Les scénarios sont nombreux : redémarrage automatique d’un service bloqué, nettoyage de fichiers temporaires saturant un disque, bascule vers une ressource de secours, ou encore désactivation d’un processus défaillant avant propagation. Ces actions peuvent être déclenchées à partir d’alertes et de seuils prédéfinis, selon la nature de l’incident.
Mais l’automatisation ne se définit évidemment pas au hasard.
Elle nécessite un travail de préparation entre les équipes de support, d’exploitation et d’architecture pour identifier les cas récurrents, sécuriser les scripts et documenter les règles d’exécution.
L’enjeu n’est pas de remplacer l’humain, mais de lui permettre d’intervenir là où la valeur ajoutée est réelle : l’analyse, la prévention, l’amélioration continue. C’est ainsi que le support devient à la fois plus rapide et plus fiable, tout en réduisant la charge opérationnelle.
Gestion des problèmes : analyser après-coup pour corriger en profondeur
Un incident, même invisible pour l’utilisateur, doit laisser une trace.
La tentation est forte de considérer qu’un incident auto-résolu ou contenu n’a pas besoin d’analyse. C’est pourtant dans ces signaux faibles que se trouvent les meilleures opportunités d’amélioration.
Chaque incident, qu’il ait eu ou non un impact utilisateur, doit alimenter une boucle d’apprentissage. Les journaux d’événements, les métriques de performance et les traces d’exécution permettent de reconstituer le processus ayant mené à la défaillance. Ces analyses post-incident mettront généralement en évidence des causes racines : un paramétrage instable, une dépendance sous-estimée, une saturation récurrente.
La gestion des problèmes, souvent sous-exploitée, joue ici un rôle clé. Documenter, capitaliser et corriger à la source évite la répétition. L’objectif n’est plus de réduire le volume d’incidents déclarés, mais de diminuer leur probabilité d’apparition.
Corriger en profondeur, c’est passer d’un support réactif à un support apprenant et prévenant.
Mesurer les indicateurs qui ont du sens pour le client
Les tableaux de bord du support restent souvent centrés sur la réactivité : temps moyen de résolution, volume d’incidents clôturés, respect des SLA. Ces indicateurs traduisent une logique d’intervention, pas de prévention. Pour piloter une démarche d’observabilité et d’automatisation, il faut faire évoluer la mesure de la performance.
Les bons indicateurs sont ceux qui rendent visible l’invisible : le pourcentage d’incidents détectés avant déclaration utilisateur, le taux d’incidents auto-résolus, la baisse de récurrence sur une période donnée, ou encore le délai moyen entre détection et action corrective. Ces métriques valorisent la vigilance et la maturité technique du support.

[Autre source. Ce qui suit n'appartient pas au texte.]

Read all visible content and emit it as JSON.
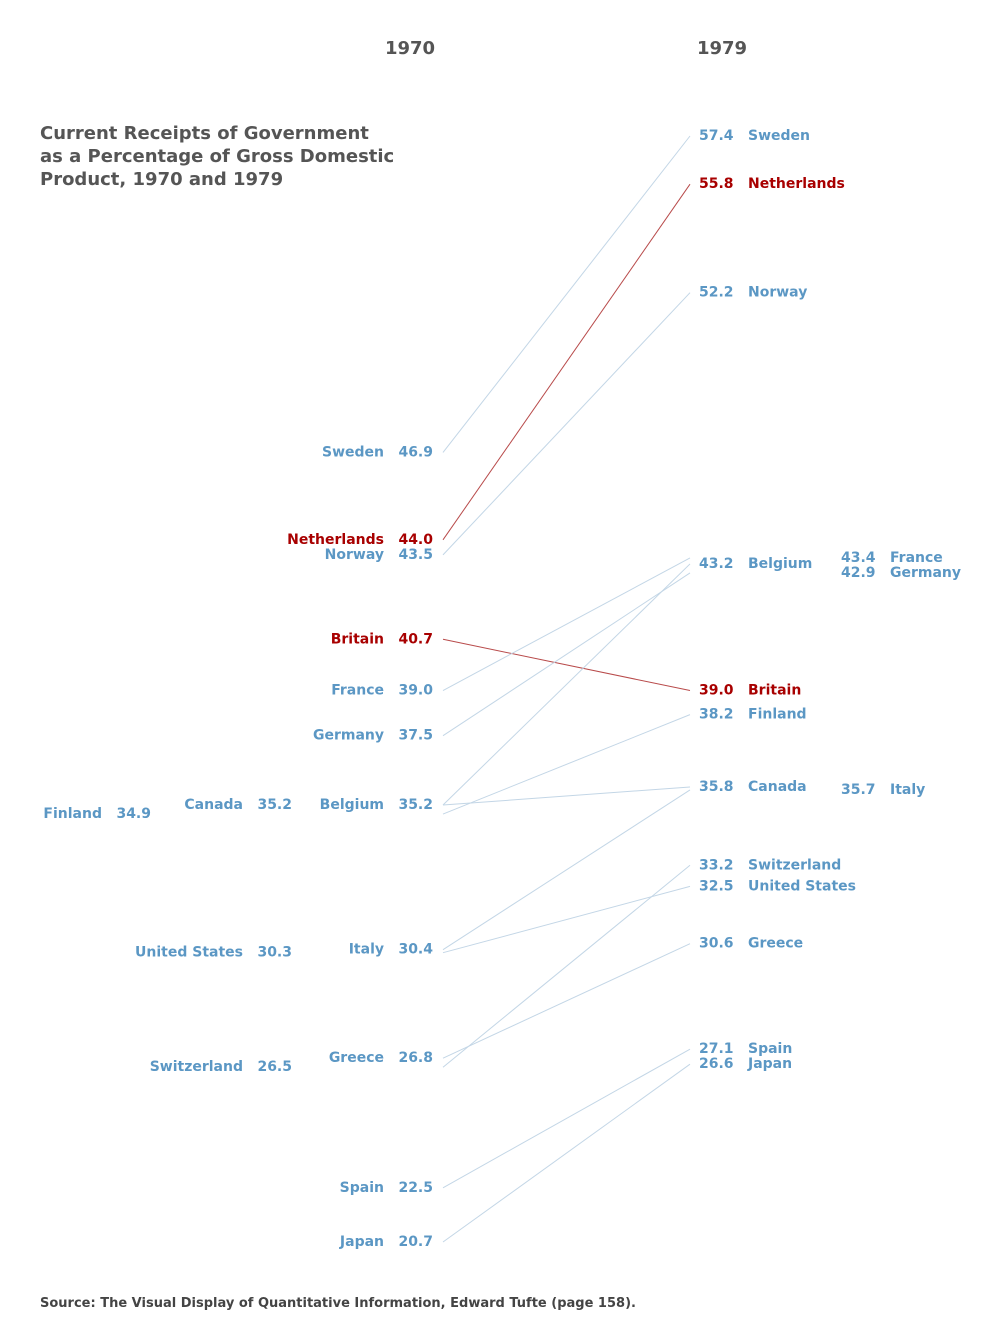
{
  "chart_data": {
    "type": "slope",
    "title": "Current Receipts of Government as a Percentage of Gross Domestic Product, 1970 and 1979",
    "source": "Source: The Visual Display of Quantitative Information, Edward Tufte (page 158).",
    "categories": [
      "Sweden",
      "Netherlands",
      "Norway",
      "Britain",
      "France",
      "Germany",
      "Belgium",
      "Canada",
      "Finland",
      "Italy",
      "United States",
      "Greece",
      "Switzerland",
      "Spain",
      "Japan"
    ],
    "colors": [
      "#5b97c4",
      "#a80000",
      "#5b97c4",
      "#a80000",
      "#5b97c4",
      "#5b97c4",
      "#5b97c4",
      "#5b97c4",
      "#5b97c4",
      "#5b97c4",
      "#5b97c4",
      "#5b97c4",
      "#5b97c4",
      "#5b97c4",
      "#5b97c4"
    ],
    "series": [
      {
        "name": "1970",
        "values": [
          46.9,
          44.0,
          43.5,
          40.7,
          39.0,
          37.5,
          35.2,
          35.2,
          34.9,
          30.4,
          30.3,
          26.8,
          26.5,
          22.5,
          20.7
        ],
        "value_labels": [
          "46.9",
          "44.0",
          "43.5",
          "40.7",
          "39.0",
          "37.5",
          "35.2",
          "35.2",
          "34.9",
          "30.4",
          "30.3",
          "26.8",
          "26.5",
          "22.5",
          "20.7"
        ]
      },
      {
        "name": "1979",
        "values": [
          57.4,
          55.8,
          52.2,
          39.0,
          43.4,
          42.9,
          43.2,
          35.8,
          38.2,
          35.7,
          32.5,
          30.6,
          33.2,
          27.1,
          26.6
        ],
        "value_labels": [
          "57.4",
          "55.8",
          "52.2",
          "39.0",
          "43.4",
          "42.9",
          "43.2",
          "35.8",
          "38.2",
          "35.7",
          "32.5",
          "30.6",
          "33.2",
          "27.1",
          "26.6"
        ]
      }
    ]
  }
}
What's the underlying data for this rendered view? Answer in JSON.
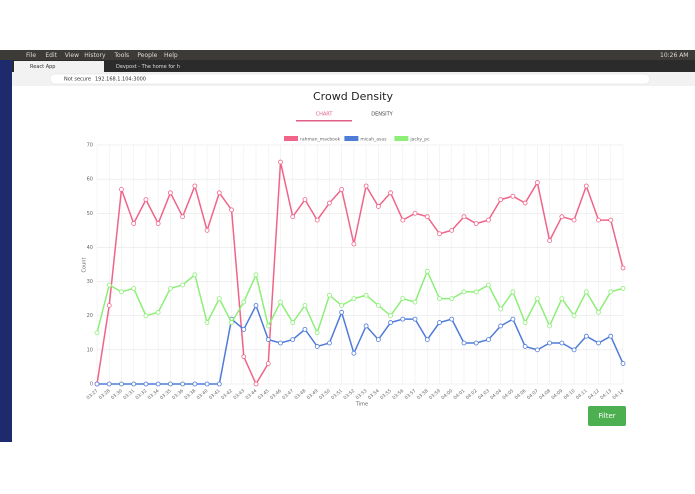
{
  "system_bar": {
    "menu": [
      "File",
      "Edit",
      "View",
      "History",
      "Tools",
      "People",
      "Help"
    ],
    "clock": "10:26 AM"
  },
  "browser": {
    "tabs": [
      "React App",
      "Devpost - The home for h"
    ],
    "security": "Not secure",
    "url": "192.168.1.104:3000"
  },
  "page": {
    "title": "Crowd Density",
    "tabs": [
      "CHART",
      "DENSITY"
    ],
    "button": "Filter"
  },
  "chart_data": {
    "type": "line",
    "categories": [
      "03:27",
      "03:28",
      "03:30",
      "03:31",
      "03:32",
      "03:34",
      "03:35",
      "03:36",
      "03:38",
      "03:40",
      "03:41",
      "03:42",
      "03:43",
      "03:44",
      "03:45",
      "03:46",
      "03:47",
      "03:48",
      "03:49",
      "03:50",
      "03:51",
      "03:52",
      "03:53",
      "03:54",
      "03:55",
      "03:56",
      "03:57",
      "03:58",
      "03:59",
      "04:00",
      "04:01",
      "04:02",
      "04:03",
      "04:04",
      "04:05",
      "04:06",
      "04:07",
      "04:08",
      "04:09",
      "04:10",
      "04:11",
      "04:12",
      "04:13",
      "04:14"
    ],
    "series": [
      {
        "name": "rahman_macbook",
        "color": "#f0648a",
        "values": [
          0,
          23,
          57,
          47,
          54,
          47,
          56,
          49,
          58,
          45,
          56,
          51,
          8,
          0,
          6,
          65,
          49,
          54,
          48,
          53,
          57,
          41,
          58,
          52,
          56,
          48,
          50,
          49,
          44,
          45,
          49,
          47,
          48,
          54,
          55,
          53,
          59,
          42,
          49,
          48,
          58,
          48,
          48,
          34
        ]
      },
      {
        "name": "micah_asus",
        "color": "#4f7bd9",
        "values": [
          0,
          0,
          0,
          0,
          0,
          0,
          0,
          0,
          0,
          0,
          0,
          19,
          16,
          23,
          13,
          12,
          13,
          16,
          11,
          12,
          21,
          9,
          17,
          13,
          18,
          19,
          19,
          13,
          18,
          19,
          12,
          12,
          13,
          17,
          19,
          11,
          10,
          12,
          12,
          10,
          14,
          12,
          14,
          6
        ]
      },
      {
        "name": "jacky_pc",
        "color": "#8def78",
        "values": [
          15,
          29,
          27,
          28,
          20,
          21,
          28,
          29,
          32,
          18,
          25,
          18,
          24,
          32,
          17,
          24,
          18,
          23,
          15,
          26,
          23,
          25,
          26,
          23,
          20,
          25,
          24,
          33,
          25,
          25,
          27,
          27,
          29,
          22,
          27,
          18,
          25,
          17,
          25,
          20,
          27,
          21,
          27,
          28
        ]
      }
    ],
    "ylim": [
      0,
      70
    ],
    "yticks": [
      0,
      10,
      20,
      30,
      40,
      50,
      60,
      70
    ],
    "x_label": "Time",
    "y_label": "Count",
    "grid": true
  }
}
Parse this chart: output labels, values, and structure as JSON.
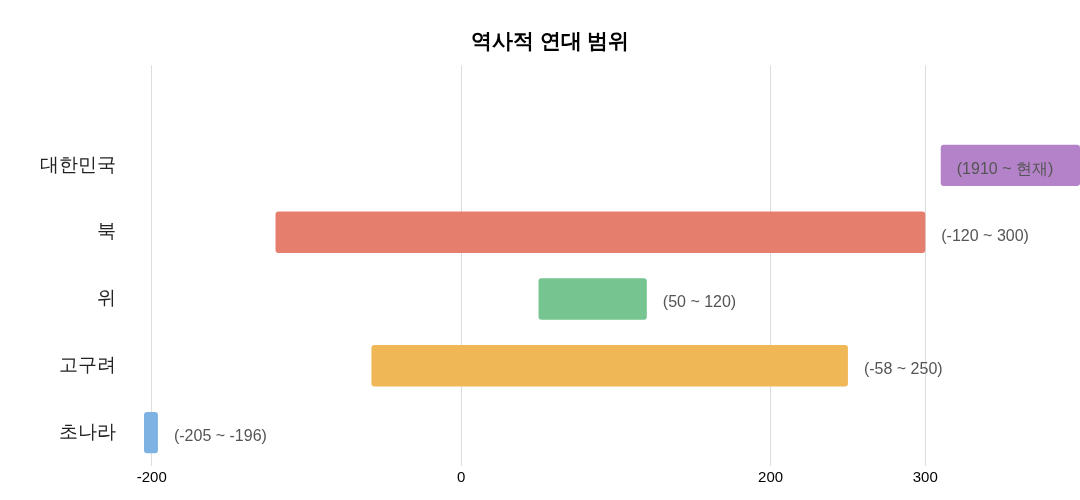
{
  "chart_data": {
    "type": "bar",
    "orientation": "horizontal",
    "title": "역사적 연대 범위",
    "categories": [
      null,
      "대한민국",
      "북",
      "위",
      "고구려",
      "초나라"
    ],
    "base": [
      null,
      310,
      -120,
      50,
      -58,
      -205
    ],
    "values": [
      null,
      90,
      420,
      70,
      308,
      9
    ],
    "colors": [
      "#b482c8",
      "#b482c8",
      "#e67e6e",
      "#76c48f",
      "#f0b757",
      "#7eb2e2"
    ],
    "annotations": [
      "(1910 ~ 현재)"
    ],
    "value_labels": [
      null,
      null,
      "(-120 ~ 300)",
      "(50 ~ 120)",
      "(-58 ~ 250)",
      "(-205 ~ -196)"
    ],
    "xlim": [
      -205,
      400
    ],
    "xticks": [
      -200,
      0,
      200,
      300
    ],
    "grid": "x",
    "legend": false
  }
}
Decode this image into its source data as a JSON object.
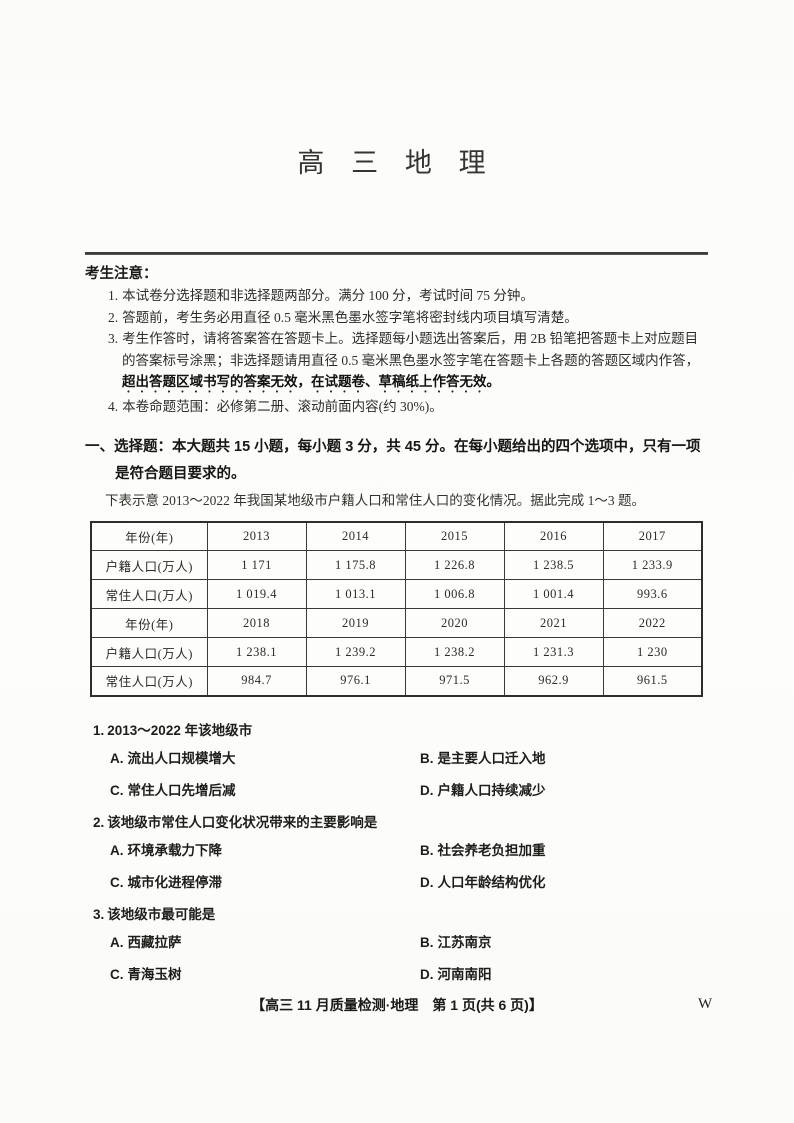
{
  "page": {
    "title": "高 三 地 理"
  },
  "notice": {
    "heading": "考生注意：",
    "items": [
      {
        "num": "1.",
        "text": "本试卷分选择题和非选择题两部分。满分 100 分，考试时间 75 分钟。"
      },
      {
        "num": "2.",
        "text": "答题前，考生务必用直径 0.5 毫米黑色墨水签字笔将密封线内项目填写清楚。"
      },
      {
        "num": "3.",
        "text_start": "考生作答时，请将答案答在答题卡上。选择题每小题选出答案后，用 2B 铅笔把答题卡上对应题目的答案标号涂黑；非选择题请用直径 0.5 毫米黑色墨水签字笔在答题卡上各题的答题区域内作答，",
        "text_emphasis": "超出答题区域书写的答案无效，在试题卷、草稿纸上作答无效。"
      },
      {
        "num": "4.",
        "text": "本卷命题范围：必修第二册、滚动前面内容(约 30%)。"
      }
    ]
  },
  "section": {
    "heading": "一、选择题：本大题共 15 小题，每小题 3 分，共 45 分。在每小题给出的四个选项中，只有一项是符合题目要求的。",
    "intro": "下表示意 2013～2022 年我国某地级市户籍人口和常住人口的变化情况。据此完成 1～3 题。"
  },
  "table": {
    "rows": [
      [
        "年份(年)",
        "2013",
        "2014",
        "2015",
        "2016",
        "2017"
      ],
      [
        "户籍人口(万人)",
        "1 171",
        "1 175.8",
        "1 226.8",
        "1 238.5",
        "1 233.9"
      ],
      [
        "常住人口(万人)",
        "1 019.4",
        "1 013.1",
        "1 006.8",
        "1 001.4",
        "993.6"
      ],
      [
        "年份(年)",
        "2018",
        "2019",
        "2020",
        "2021",
        "2022"
      ],
      [
        "户籍人口(万人)",
        "1 238.1",
        "1 239.2",
        "1 238.2",
        "1 231.3",
        "1 230"
      ],
      [
        "常住人口(万人)",
        "984.7",
        "976.1",
        "971.5",
        "962.9",
        "961.5"
      ]
    ]
  },
  "questions": [
    {
      "num": "1.",
      "stem": "2013～2022 年该地级市",
      "options": [
        {
          "label": "A.",
          "text": "流出人口规模增大"
        },
        {
          "label": "B.",
          "text": "是主要人口迁入地"
        },
        {
          "label": "C.",
          "text": "常住人口先增后减"
        },
        {
          "label": "D.",
          "text": "户籍人口持续减少"
        }
      ]
    },
    {
      "num": "2.",
      "stem": "该地级市常住人口变化状况带来的主要影响是",
      "options": [
        {
          "label": "A.",
          "text": "环境承载力下降"
        },
        {
          "label": "B.",
          "text": "社会养老负担加重"
        },
        {
          "label": "C.",
          "text": "城市化进程停滞"
        },
        {
          "label": "D.",
          "text": "人口年龄结构优化"
        }
      ]
    },
    {
      "num": "3.",
      "stem": "该地级市最可能是",
      "options": [
        {
          "label": "A.",
          "text": "西藏拉萨"
        },
        {
          "label": "B.",
          "text": "江苏南京"
        },
        {
          "label": "C.",
          "text": "青海玉树"
        },
        {
          "label": "D.",
          "text": "河南南阳"
        }
      ]
    }
  ],
  "footer": {
    "text": "【高三 11 月质量检测·地理　第 1 页(共 6 页)】",
    "mark": "W"
  }
}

Mesurer autrement, c’est aussi reconnaître que la qualité de service ne dépend pas seulement des équipes de support mais de toute la chaîne : supervision, exploitation, développement, architecture. En intégrant ces données dans les revues de service, la DSI renforce la culture du “préventif partagé”.
Conclusion
Un bon incident est celui que personne ne voit, mais que le support comprend et corrige. Derrière cette formule se cache une transformation de fond : passer d’une logique de réaction à une culture d’observabilité, anticipation et apprentissage.
Prévenir plutôt que guérir, c’est accepter de ne plus mesurer uniquement ce qui se voit — les tickets, les délais, les volumes — mais ce qui est peu visible.
Les outils d’observabilité et d’automatisation rendent cette ambition accessible, à condition qu’ils s’appuient sur une collaboration étroite entre les équipes d’exploitation et une lecture partagée des signaux. Car derrière chaque incident évité, il y a de la méthode, de la vigilance et du discernement.
Un support mature ne se contente plus de réparer vite. Il protège silencieusement la continuité du service.